In jüngster Zeit entwickelt sich Zeitpolitik als neues Politikfeld. Zeitliche Engpässe treten nicht nur im Alltag, sondern auch im Lebenslauf auf. In der sogenannten Rush Hour des Lebens zwischen etwa 25 und 45 Jahren fallen Berufseinstieg, Karriereverläufe und Familiengründung zusammen. Eine Entzerrung dieser sehr dichten Lebenszeit kann durch die Politik unterstützt werden (z. B. Familiengründung in der Ausbildung, Aufhebung starrer Altersgrenzen). Aber auch Unternehmen müssen umdenken: Mitarbeitende sind auch über 50 sowohl fortbildungswillig als auch leistungsfähig und sie verfügen in einem hohen Maß über Erfahrungswissen.

Der Austausch von Menschen im „Zeitwohlstand“ mit denen in Zeitnot ist ein weiteres politisch zu gestaltendes Feld.

  • Die eaf weist darauf hin, dass der innerfamiliäre Austausch an Unterstützung nach wie vor hoch ist. Aber mitunter sind große Entfernungen hinderlich und auch nicht alle können auf familiäre Hilfe zurückgreifen. Ein breitgefächertes Angebot ist daher notwendig. Familienzentren, Mehrgenerationenhäuser, Pflegestützpunkte, Bibliotheken oder Schulen in ländlichen Gebieten sind zum Teil schon wirksame Kristallisationspunkte für solche Netzwerke.
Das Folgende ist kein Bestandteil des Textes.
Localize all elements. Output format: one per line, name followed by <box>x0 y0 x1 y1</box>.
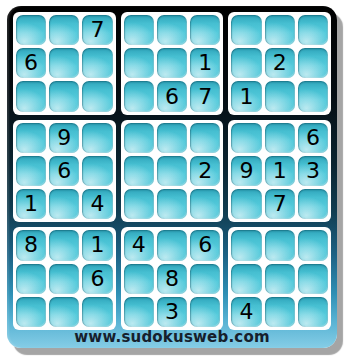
cell-r5c5[interactable] <box>157 156 187 186</box>
cell-r4c6[interactable] <box>190 123 220 153</box>
cell-r8c2[interactable] <box>49 264 79 294</box>
sudoku-box-8: 4683 <box>121 227 224 330</box>
sudoku-box-6: 69137 <box>228 120 331 223</box>
cell-r5c1[interactable] <box>16 156 46 186</box>
cell-r4c4[interactable] <box>124 123 154 153</box>
cell-r6c6[interactable] <box>190 189 220 219</box>
cell-r1c2[interactable] <box>49 15 79 45</box>
cell-r2c8[interactable]: 2 <box>265 48 295 78</box>
cell-r2c2[interactable] <box>49 48 79 78</box>
cell-r2c1[interactable]: 6 <box>16 48 46 78</box>
cell-r1c7[interactable] <box>231 15 261 45</box>
cell-r7c6[interactable]: 6 <box>190 230 220 260</box>
cell-r9c4[interactable] <box>124 297 154 327</box>
cell-r8c9[interactable] <box>298 264 328 294</box>
cell-r7c7[interactable] <box>231 230 261 260</box>
cell-r5c7[interactable]: 9 <box>231 156 261 186</box>
cell-r5c9[interactable]: 3 <box>298 156 328 186</box>
cell-r8c1[interactable] <box>16 264 46 294</box>
cell-r4c8[interactable] <box>265 123 295 153</box>
sudoku-box-9: 4 <box>228 227 331 330</box>
cell-r9c8[interactable] <box>265 297 295 327</box>
cell-r2c5[interactable] <box>157 48 187 78</box>
cell-r1c9[interactable] <box>298 15 328 45</box>
cell-r8c7[interactable] <box>231 264 261 294</box>
cell-r3c9[interactable] <box>298 81 328 111</box>
cell-r7c4[interactable]: 4 <box>124 230 154 260</box>
cell-r3c5[interactable]: 6 <box>157 81 187 111</box>
cell-r7c5[interactable] <box>157 230 187 260</box>
sudoku-box-4: 9614 <box>13 120 116 223</box>
cell-r1c5[interactable] <box>157 15 187 45</box>
cell-r1c6[interactable] <box>190 15 220 45</box>
cell-r8c5[interactable]: 8 <box>157 264 187 294</box>
cell-r1c3[interactable]: 7 <box>82 15 112 45</box>
cell-r6c5[interactable] <box>157 189 187 219</box>
cell-r8c3[interactable]: 6 <box>82 264 112 294</box>
cell-r2c6[interactable]: 1 <box>190 48 220 78</box>
cell-r2c7[interactable] <box>231 48 261 78</box>
cell-r7c2[interactable] <box>49 230 79 260</box>
cell-r5c2[interactable]: 6 <box>49 156 79 186</box>
cell-r6c3[interactable]: 4 <box>82 189 112 219</box>
cell-r8c8[interactable] <box>265 264 295 294</box>
cell-r8c6[interactable] <box>190 264 220 294</box>
cell-r7c3[interactable]: 1 <box>82 230 112 260</box>
sudoku-box-1: 76 <box>13 12 116 115</box>
cell-r4c2[interactable]: 9 <box>49 123 79 153</box>
cell-r8c4[interactable] <box>124 264 154 294</box>
cell-r3c1[interactable] <box>16 81 46 111</box>
cell-r2c9[interactable] <box>298 48 328 78</box>
cell-r3c2[interactable] <box>49 81 79 111</box>
cell-r4c3[interactable] <box>82 123 112 153</box>
cell-r3c4[interactable] <box>124 81 154 111</box>
cell-r4c7[interactable] <box>231 123 261 153</box>
cell-r5c3[interactable] <box>82 156 112 186</box>
cell-r6c9[interactable] <box>298 189 328 219</box>
sudoku-board: 7616721961426913781646834 www.sudokusweb… <box>7 6 337 348</box>
cell-r4c1[interactable] <box>16 123 46 153</box>
sudoku-box-2: 167 <box>121 12 224 115</box>
cell-r4c5[interactable] <box>157 123 187 153</box>
cell-r7c8[interactable] <box>265 230 295 260</box>
sudoku-box-7: 816 <box>13 227 116 330</box>
cell-r2c4[interactable] <box>124 48 154 78</box>
cell-r2c3[interactable] <box>82 48 112 78</box>
cell-r9c6[interactable] <box>190 297 220 327</box>
cell-r6c1[interactable]: 1 <box>16 189 46 219</box>
cell-r1c1[interactable] <box>16 15 46 45</box>
cell-r5c8[interactable]: 1 <box>265 156 295 186</box>
cell-r9c5[interactable]: 3 <box>157 297 187 327</box>
cell-r9c1[interactable] <box>16 297 46 327</box>
cell-r9c7[interactable]: 4 <box>231 297 261 327</box>
cell-r6c4[interactable] <box>124 189 154 219</box>
sudoku-box-5: 2 <box>121 120 224 223</box>
cell-r1c8[interactable] <box>265 15 295 45</box>
cell-r7c1[interactable]: 8 <box>16 230 46 260</box>
cell-r6c2[interactable] <box>49 189 79 219</box>
cell-r3c3[interactable] <box>82 81 112 111</box>
cell-r5c6[interactable]: 2 <box>190 156 220 186</box>
cell-r3c7[interactable]: 1 <box>231 81 261 111</box>
cell-r4c9[interactable]: 6 <box>298 123 328 153</box>
cell-r1c4[interactable] <box>124 15 154 45</box>
cell-r3c6[interactable]: 7 <box>190 81 220 111</box>
cell-r7c9[interactable] <box>298 230 328 260</box>
sudoku-grid: 7616721961426913781646834 <box>13 12 331 330</box>
cell-r6c8[interactable]: 7 <box>265 189 295 219</box>
cell-r9c2[interactable] <box>49 297 79 327</box>
cell-r5c4[interactable] <box>124 156 154 186</box>
cell-r9c3[interactable] <box>82 297 112 327</box>
website-link[interactable]: www.sudokusweb.com <box>7 328 337 347</box>
sudoku-box-3: 21 <box>228 12 331 115</box>
cell-r9c9[interactable] <box>298 297 328 327</box>
cell-r6c7[interactable] <box>231 189 261 219</box>
cell-r3c8[interactable] <box>265 81 295 111</box>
7) Quotierung für Aufsichtsräte und Führungspositionen

In Norwegen hat es begonnen und viele europäische Länder sind diesem Beispiel inzwischen gefolgt: die Quotierung von Frauensitzen in Aufsichtsräten. Dabei hat sich auch hierzulande gezeigt, dass ohne Quoten eine Besetzung von Spitzenämtern mit Frauen nur sehr mühsam voranschreitet. Dabei darf sich eine gesetzliche Regelung nicht auf Aufsichtsräte beschränken, sondern muss auch Vorstände miteinbeziehen, damit sich endlich in den Unternehmenskulturen etwas ändert.

  • Die eaf setzt sich seit langem für Geschlechtergerechtigkeit ein. Anders als bei den Spitzenpositionen in der Arbeitswelt muss allerdings im Familien- und Sozialbereich eher darauf geachtet werden, dass Männer in ausreichender Zahl beteiligt sind, um die angemahnte Geschlechtergerechtigkeit im sozialen Bereich auch durch Männer zu repräsentieren.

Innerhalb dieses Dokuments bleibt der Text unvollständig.